For first time visitors to Krabi, Thailand, it is always a dilemma choosing where to stay, between Ao nang beach or Railay beach.
Railay is known mainly for its great beaches and huge limestone cliffs. Visitors mainly come either for the beaches or for rock climbing. While connected to mainland Thailand, Railay is only accessible by boat, and it definitely has an island like feel. Most daily visitors that arrive by boat come from Ao Nang or Krabi. Due to the huge limestone caves, there are no rocks cutting through the tip of the peninsular from Ao Nang, so people have to take a short boat ride from Ao Nang pier to arrive at Railay.
For those who are landing at Krabi airport after 6pm, it is not advisable to stay at Railay because getting there is very expensive. During the day, it only cost B100 per person to travel by longtail boat from Ao Nang to Railay. Boats leave once it is filled up with eight passengers. At night, you would have to charter a private long tail boat which cost B1500 for the whole boat (would be cheaper if you find more people to share, but it is quite hard at night). It was quite an adventure for us on the first day because even though we arrived at the pier before 6pm, there was no more passengers to share the longtail boat except for another backpacker who had also just arrived. Left with no choice since we had booked accommodation at Railay, we split the longtail boat fare among the three of us.
In terms of food, Krabi has more food options than Railay, from local street food to expensive international restaurants. There were many Indian-Thai restaurants too, selling a fusion of food from both cultures and due to slow business, they were offering 20% dinner dishes to passers-by.

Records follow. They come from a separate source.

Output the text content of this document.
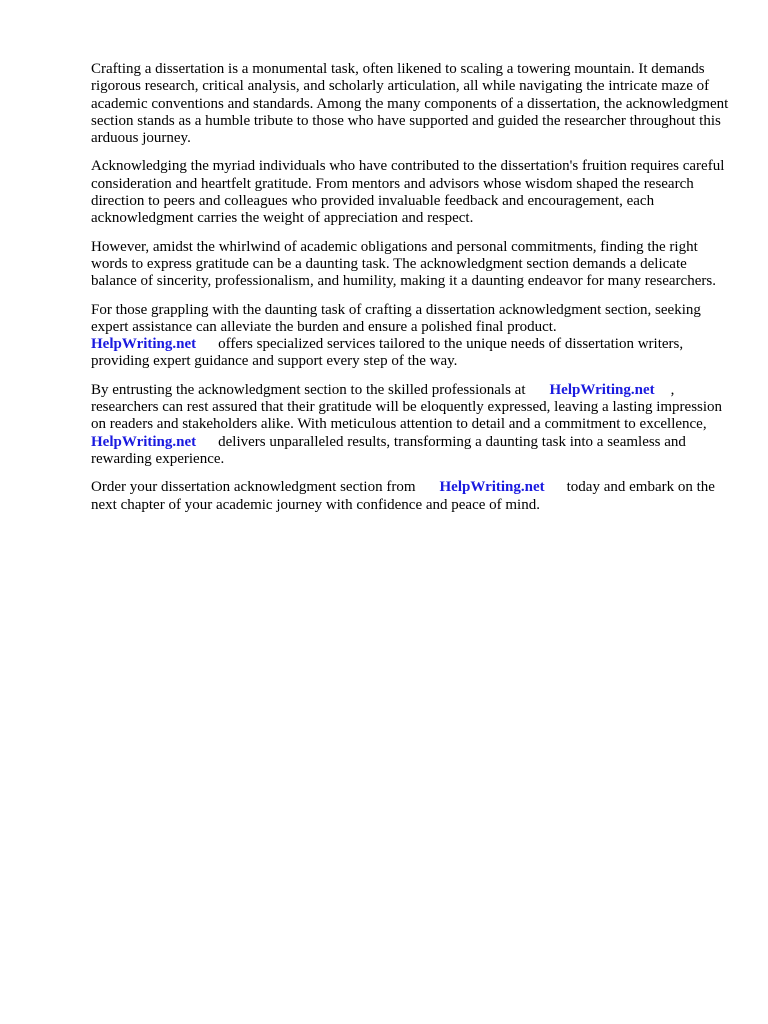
Crafting a dissertation is a monumental task, often likened to scaling a towering mountain. It demands rigorous research, critical analysis, and scholarly articulation, all while navigating the intricate maze of academic conventions and standards. Among the many components of a dissertation, the acknowledgment section stands as a humble tribute to those who have supported and guided the researcher throughout this arduous journey.

Acknowledging the myriad individuals who have contributed to the dissertation's fruition requires careful consideration and heartfelt gratitude. From mentors and advisors whose wisdom shaped the research direction to peers and colleagues who provided invaluable feedback and encouragement, each acknowledgment carries the weight of appreciation and respect.

However, amidst the whirlwind of academic obligations and personal commitments, finding the right words to express gratitude can be a daunting task. The acknowledgment section demands a delicate balance of sincerity, professionalism, and humility, making it a daunting endeavor for many researchers.

For those grappling with the daunting task of crafting a dissertation acknowledgment section, seeking expert assistance can alleviate the burden and ensure a polished final product.
HelpWriting.net offers specialized services tailored to the unique needs of dissertation writers, providing expert guidance and support every step of the way.

By entrusting the acknowledgment section to the skilled professionals at HelpWriting.net , researchers can rest assured that their gratitude will be eloquently expressed, leaving a lasting impression on readers and stakeholders alike. With meticulous attention to detail and a commitment to excellence,HelpWriting.net delivers unparalleled results, transforming a daunting task into a seamless and rewarding experience.

Order your dissertation acknowledgment section from HelpWriting.net today and embark on the next chapter of your academic journey with confidence and peace of mind.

Food on Railay is more limited, but it has a stretch of walking street filled with restaurants, massage parlours, bars and souvenir shops. Each main dish cost around B100 or less, for example phad Thai, phad siew, pineapple rice etc. Breakfast was around B60-100, with western classics such as jam and toast, or local food such as noodle soup or phad Thai. We ate mainly Thai food while in Railay because we are not craving for other types of cuisine while we are there.
For day tours, both Ao Nang and Railay offer the same kind of tours, be it snorkelling, diving, island hopping etc. You can choose between a speedboat (more expensive) or a normal longtail boat. Most of these tours have a meal included, with fruits, mineral water and snorkel rental included. For the typical 4 island tour, it includes Chicken Island, Poda Island, Koh Tub and Koh Mor. The latter two islands are connected by a narrow strip of sand during low tide so you can cross both islands easily. One of the stops on this tour also includes Phra Nang cave beach, so if you are already staying at Railay itself, you can visit Phra Nang cave on your own without joining a tour. If you are into rockclimbing, then Railay is the place to be because of the proximity to the high walls. There are shops at Railay selling rockclimbing tours, as well as equipment shops for those professionals looking to purchase their gear.
Railay is really walkable, so if you stay there it’s easy to hit all of the spots (bars, restaurants, beaches, etc.) In comparison, you would need to take tuk tuk rides around Ao Nang if you don’t stay in the town center.
In conclusion, I would recommend staying at Railay to be close to nature and to enjoy some of the nicer beaches at Phra Nang and Railay East. It is a very walkable area, with most attractions close by. Railay has a more relaxed feel and without any transport vehicles on the island save for a few rickshaws owned by the beach resort, it was very tranquil here. On the other hand, if you prefer a place with more tourists and food options, then choose to stay at Ao Nang.